A research team in Stanford led by Markus Covert, an assistant professor of bioengineering, “used data from more than 900 scientific papers to account for every molecular interaction that takes place in the life cycle of Mycoplasma genitalium, the world’s smallest free-living bacterium.”
“By encompassing the entirety of an organism in silico, the paper fulfills a longstanding goal for the field. Not only does the model allow researchers to address questions that aren’t practical to examine otherwise, it represents a stepping-stone toward the use of computer-aided design in bioengineering and medicine.”
A transforming approach
“This achievement demonstrates a transforming approach to answering questions about fundamental biological processes,” said James M. Anderson, director of the National Institutes of Health Division of Program Coordination, Planning and Strategic Initiatives. “Comprehensive computer models of entire cells have the potential to advance our understanding of cellular function and, ultimately, to inform new approaches for the diagnosis and treatment of disease.”

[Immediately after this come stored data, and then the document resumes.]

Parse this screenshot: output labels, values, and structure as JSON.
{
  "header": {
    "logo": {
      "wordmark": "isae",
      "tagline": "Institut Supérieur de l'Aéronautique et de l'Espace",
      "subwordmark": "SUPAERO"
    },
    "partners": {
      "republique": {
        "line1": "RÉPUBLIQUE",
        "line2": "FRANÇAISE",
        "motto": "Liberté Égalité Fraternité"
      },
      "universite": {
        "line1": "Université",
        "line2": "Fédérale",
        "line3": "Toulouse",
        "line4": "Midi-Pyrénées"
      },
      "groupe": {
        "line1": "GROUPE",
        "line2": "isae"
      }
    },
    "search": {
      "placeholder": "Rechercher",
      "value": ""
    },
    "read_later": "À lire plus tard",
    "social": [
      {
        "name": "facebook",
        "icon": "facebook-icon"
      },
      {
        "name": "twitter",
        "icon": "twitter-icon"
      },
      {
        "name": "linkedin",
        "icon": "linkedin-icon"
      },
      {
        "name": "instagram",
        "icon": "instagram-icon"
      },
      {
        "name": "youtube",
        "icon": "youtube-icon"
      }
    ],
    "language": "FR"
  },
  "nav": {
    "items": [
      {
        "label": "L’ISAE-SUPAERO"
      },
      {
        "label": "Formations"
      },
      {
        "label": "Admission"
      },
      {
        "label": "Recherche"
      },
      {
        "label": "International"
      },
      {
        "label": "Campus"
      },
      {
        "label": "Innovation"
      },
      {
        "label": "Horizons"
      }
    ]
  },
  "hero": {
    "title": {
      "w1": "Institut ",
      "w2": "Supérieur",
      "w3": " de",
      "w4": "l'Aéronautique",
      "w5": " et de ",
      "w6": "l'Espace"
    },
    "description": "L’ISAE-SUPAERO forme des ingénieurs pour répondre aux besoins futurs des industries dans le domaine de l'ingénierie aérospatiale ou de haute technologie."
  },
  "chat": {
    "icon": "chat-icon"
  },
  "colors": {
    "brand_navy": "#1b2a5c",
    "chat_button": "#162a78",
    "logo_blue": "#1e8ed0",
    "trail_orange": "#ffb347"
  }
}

“Many of the issues we’re interested in aren’t single-gene problems,” said Covert. “They’re the complex result of hundreds or thousands of genes interacting.”
This has resulted in a massive gap between information and understanding, that will only be bridged by “bringing all of that data into one place and seeing how it fits together,” according to Stanford bioengineering graduate student and co-first author JayoditaSanghvi.
‘Integrative computational models’ can clarify data sets whose enormous size would otherwise place them outside human understanding.
“You don’t really understand how something works until you can reproduce it yourself,” Sanghvi said.